Dies ist eine Gelegenheit, den Umfang des traditionell umfassenderen Schutzes, der starken Marken gewährt wird, zu hinterfragen (ATF 122 III 382). Wenn die Ausweitung dieses Schutzes an sich unserer Meinung nach gerechtfertigt ist, fällt sie dann wirklich unter die Verwechslungsgefahr? Wenn die Form des Lindt-Hasen so bekannt ist, sollte man dann nicht eher zu dem Schluss kommen, dass das Publikum unter dem Gesichtspunkt der Verwechslungsgefahr umso eher bereit sein wird, die Unterschiede zu einem Konkurrenzhasen wahrzunehmen? Ohne jedoch zu sagen, dass die Klage hätte abgewiesen werden müssen, was wir angesichts des so geschaffenen Imagetransfers nicht glauben, war das zu sanktionierende Verhalten nicht eher Parasitismus als Verwechslungsgefahr, ein Verhalten, das nach Art. 15 MSchG unserer Meinung nach problemlos hätte sanktioniert werden können?

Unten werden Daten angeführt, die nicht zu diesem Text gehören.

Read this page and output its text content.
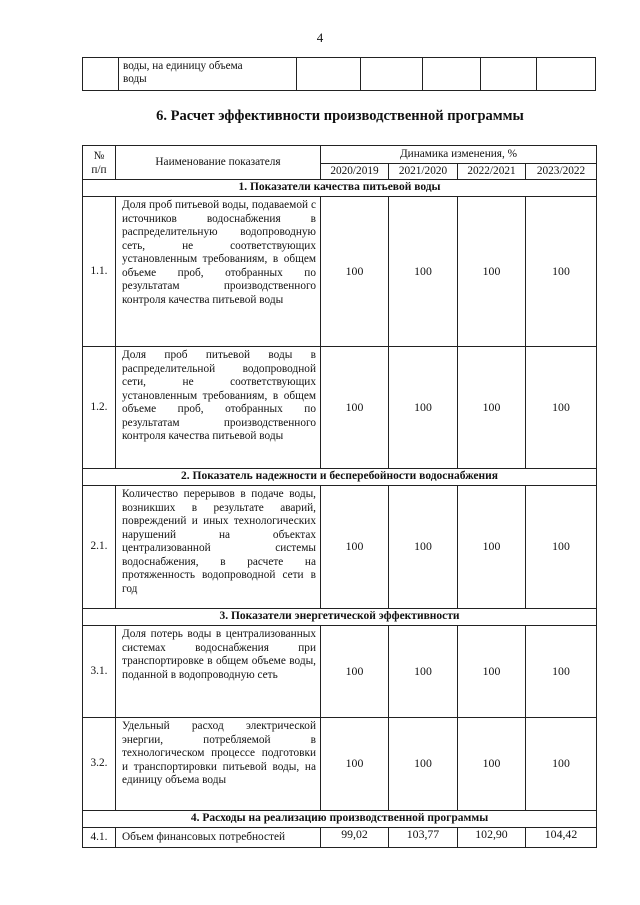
4

воды, на единицу объема
воды

6. Расчет эффективности производственной программы
№
п/п	Наименование показателя	Динамика изменения, %			
		2020/2019	2021/2020	2022/2021	2023/2022
1. Показатели качества питьевой воды					
1.1.	Доля проб питьевой воды, подаваемой с источников водоснабжения в распределительную водопроводную сеть, не соответствующих установленным требованиям, в общем объеме проб, отобранных по результатам производственного контроля качества питьевой воды	100	100	100	100
1.2.	Доля проб питьевой воды в распределительной водопроводной сети, не соответствующих установленным требованиям, в общем объеме проб, отобранных по результатам производственного контроля качества питьевой воды	100	100	100	100
2. Показатель надежности и бесперебойности водоснабжения					
2.1.	Количество перерывов в подаче воды, возникших в результате аварий, повреждений и иных технологических нарушений на объектах централизованной системы водоснабжения, в расчете на протяженность водопроводной сети в год	100	100	100	100
3. Показатели энергетической эффективности					
3.1.	Доля потерь воды в централизованных системах водоснабжения при транспортировке в общем объеме воды, поданной в водопроводную сеть	100	100	100	100
3.2.	Удельный расход электрической энергии, потребляемой в технологическом процессе подготовки и транспортировки питьевой воды, на единицу объема воды	100	100	100	100
4. Расходы на реализацию производственной программы					
4.1.	Объем финансовых потребностей	99,02	103,77	102,90	104,42
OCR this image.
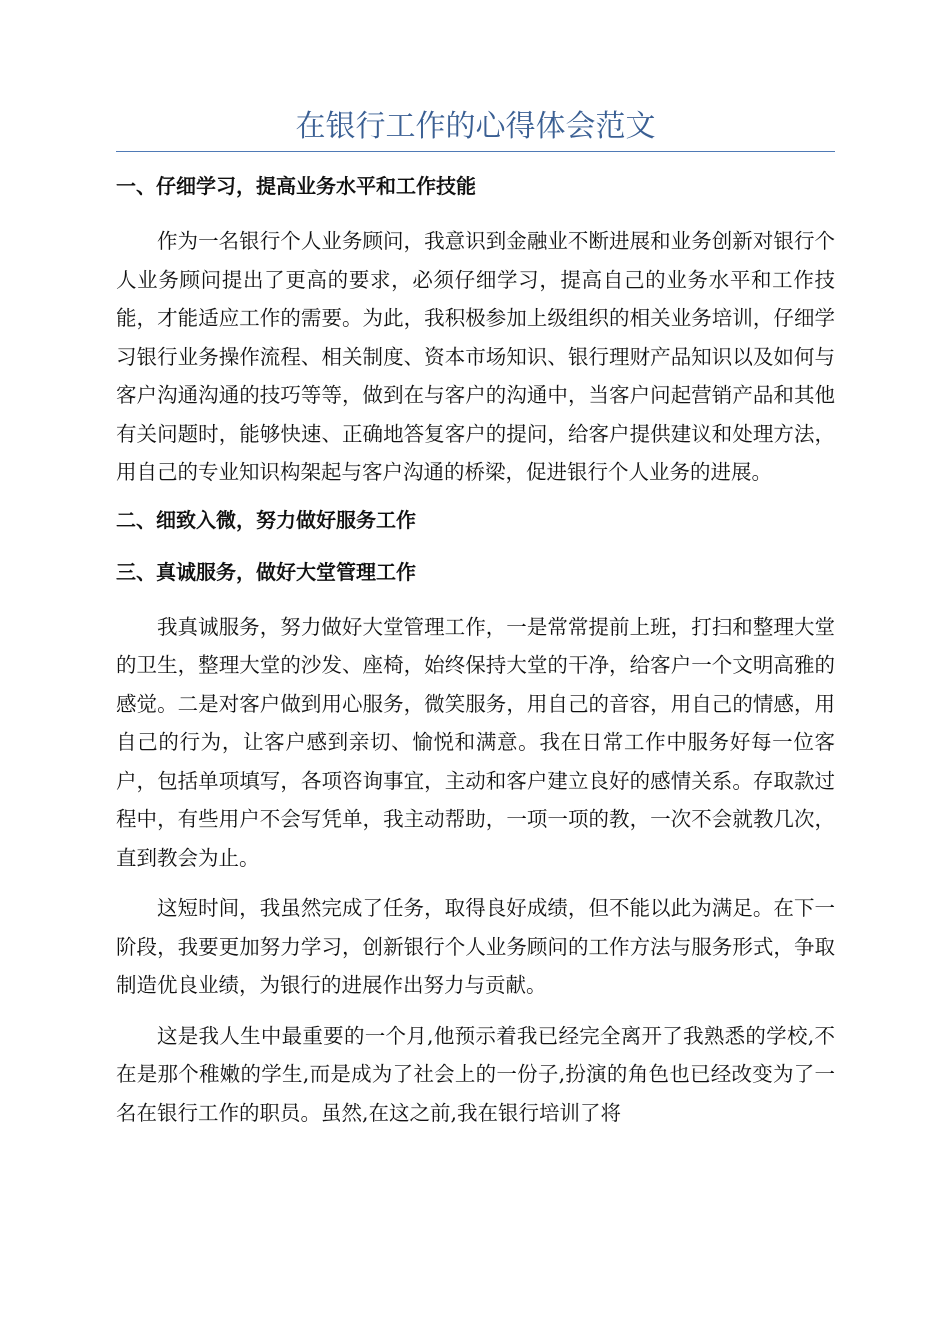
在银行工作的心得体会范文
一、仔细学习，提高业务水平和工作技能

作为一名银行个人业务顾问，我意识到金融业不断进展和业务创新对银行个人业务顾问提出了更高的要求，必须仔细学习，提高自己的业务水平和工作技能，才能适应工作的需要。为此，我积极参加上级组织的相关业务培训，仔细学习银行业务操作流程、相关制度、资本市场知识、银行理财产品知识以及如何与客户沟通沟通的技巧等等，做到在与客户的沟通中，当客户问起营销产品和其他有关问题时，能够快速、正确地答复客户的提问，给客户提供建议和处理方法，用自己的专业知识构架起与客户沟通的桥梁，促进银行个人业务的进展。

二、细致入微，努力做好服务工作
三、真诚服务，做好大堂管理工作

我真诚服务，努力做好大堂管理工作，一是常常提前上班，打扫和整理大堂的卫生，整理大堂的沙发、座椅，始终保持大堂的干净，给客户一个文明高雅的感觉。二是对客户做到用心服务，微笑服务，用自己的音容，用自己的情感，用自己的行为，让客户感到亲切、愉悦和满意。我在日常工作中服务好每一位客户，包括单项填写，各项咨询事宜，主动和客户建立良好的感情关系。存取款过程中，有些用户不会写凭单，我主动帮助，一项一项的教，一次不会就教几次，直到教会为止。

这短时间，我虽然完成了任务，取得良好成绩，但不能以此为满足。在下一阶段，我要更加努力学习，创新银行个人业务顾问的工作方法与服务形式，争取制造优良业绩，为银行的进展作出努力与贡献。

这是我人生中最重要的一个月,他预示着我已经完全离开了我熟悉的学校,不在是那个稚嫩的学生,而是成为了社会上的一份子,扮演的角色也已经改变为了一名在银行工作的职员。虽然,在这之前,我在银行培训了将
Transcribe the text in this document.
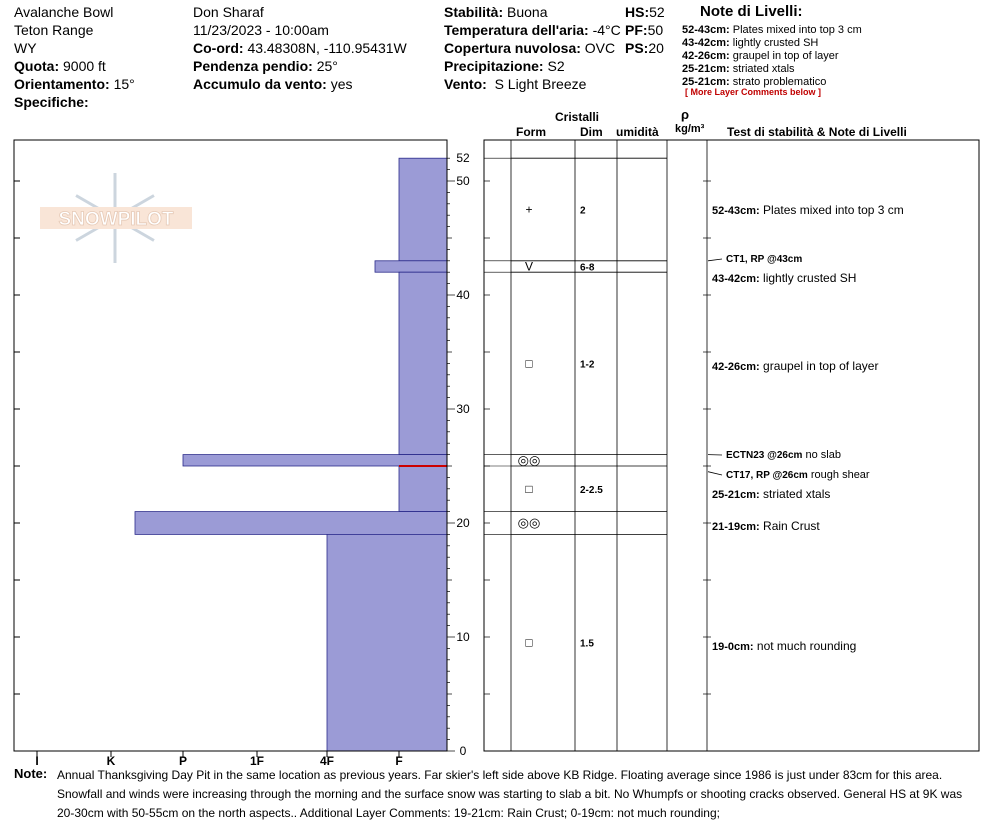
Avalanche Bowl
Teton Range
WY
Quota: 9000 ft
Orientamento: 15°
Specifiche:
Don Sharaf
11/23/2023 - 10:00am
Co-ord: 43.48308N, -110.95431W
Pendenza pendio: 25°
Accumulo da vento: yes
Stabilità: Buona
Temperatura dell'aria: -4°C
Copertura nuvolosa: OVC
Precipitazione: S2
Vento: S Light Breeze
HS:52
PF:50
PS:20
Note di Livelli:
52-43cm: Plates mixed into top 3 cm
43-42cm: lightly crusted SH
42-26cm: graupel in top of layer
25-21cm: striated xtals
25-21cm: strato problematico
[ More Layer Comments below ]
Cristalli
Form	Dim umidità
ρ
kg/m³ Test di stabilità & Note di Livelli
SNOWPILOT
I	K	P	1F	4F	F
50
40
30
20
10
0
52
+	2
V	6-8
□	1-2
◎◎
□	2-2.5
◎◎
□	1.5
CT1, RP @43cm
ECTN23 @26cm no slab
CT17, RP @26cm rough shear
52-43cm: Plates mixed into top 3 cm
43-42cm: lightly crusted SH
42-26cm: graupel in top of layer
25-21cm: striated xtals
21-19cm: Rain Crust
19-0cm: not much rounding
Note: Annual Thanksgiving Day Pit in the same location as previous years. Far skier's left side above KB Ridge. Floating average since 1986 is just under 83cm for this area.
Snowfall and winds were increasing through the morning and the surface snow was starting to slab a bit. No Whumpfs or shooting cracks observed. General HS at 9K was
20-30cm with 50-55cm on the north aspects.. Additional Layer Comments: 19-21cm: Rain Crust; 0-19cm: not much rounding;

Allgemein gesprochen, läuft das Bestreben, den Schutz starker Marken auszuweiten, nicht in Wirklichkeit darauf hinaus, die vom Inhaber getätigten Investitionen zu schützen, um eine solche Anerkennung zu erlangen, und somit in Wirklichkeit eine Werbefunktion der Marke zu schützen, indem man eine Komponente einbezieht, die in Wirklichkeit eher auf Wettbewerbserwägungen als auf Verwechslungsgefahr im engeren Sinne zurückzuführen ist? Läuft dies nicht darauf hinaus, unter dem Gesichtspunkt der Verwechslungsgefahr Fälle sanktionieren zu wollen, in denen ein Imagetransfer zwischen den Produkten stattfindet, und damit den Begriff der Zeichenähnlichkeit und der Verwechslungsgefahr auf Fälle auszudehnen, die vielleicht eher unter den Begriff des Parasitismus fallen?
In jedem Fall ist es bedauerlich, dass sich das Bundesgericht die Frage erspart, ob das von Lidl gewählte Verhalten nicht unter Art. 2 oder 3 lit. e UWG hätte fallen müssen. In einer Zeit, in der „look alike“ und die Frage des Trittbrettfahrens für die Inhaber oft wichtiger sind als die Frage, ob eine Verwechslungsgefahr besteht, wäre es eine gute Gelegenheit für das Bundesgericht gewesen, den Ball aufzunehmen und seine seltene Rechtsprechung in diesem Bereich zu verfeinern, um herauszufinden, was in einem bestimmten Fall eine akzeptable Marktpraxis darstellt und was im Gegenteil ein Verhalten ist, das den Wettbewerb verzerren kann und von dem man abraten sollte. Das Bundesgericht hat dies bedauerlicherweise nicht getan.
Ob die Argumentation richtig ist, steht auf einem anderen Blatt, da ich der Meinung bin, dass der Parasitismus, der vor unseren Gerichten mehr Beachtung finden sollte, in diesem Fall vielleicht relevanter ist als die Verwechslungsgefahr.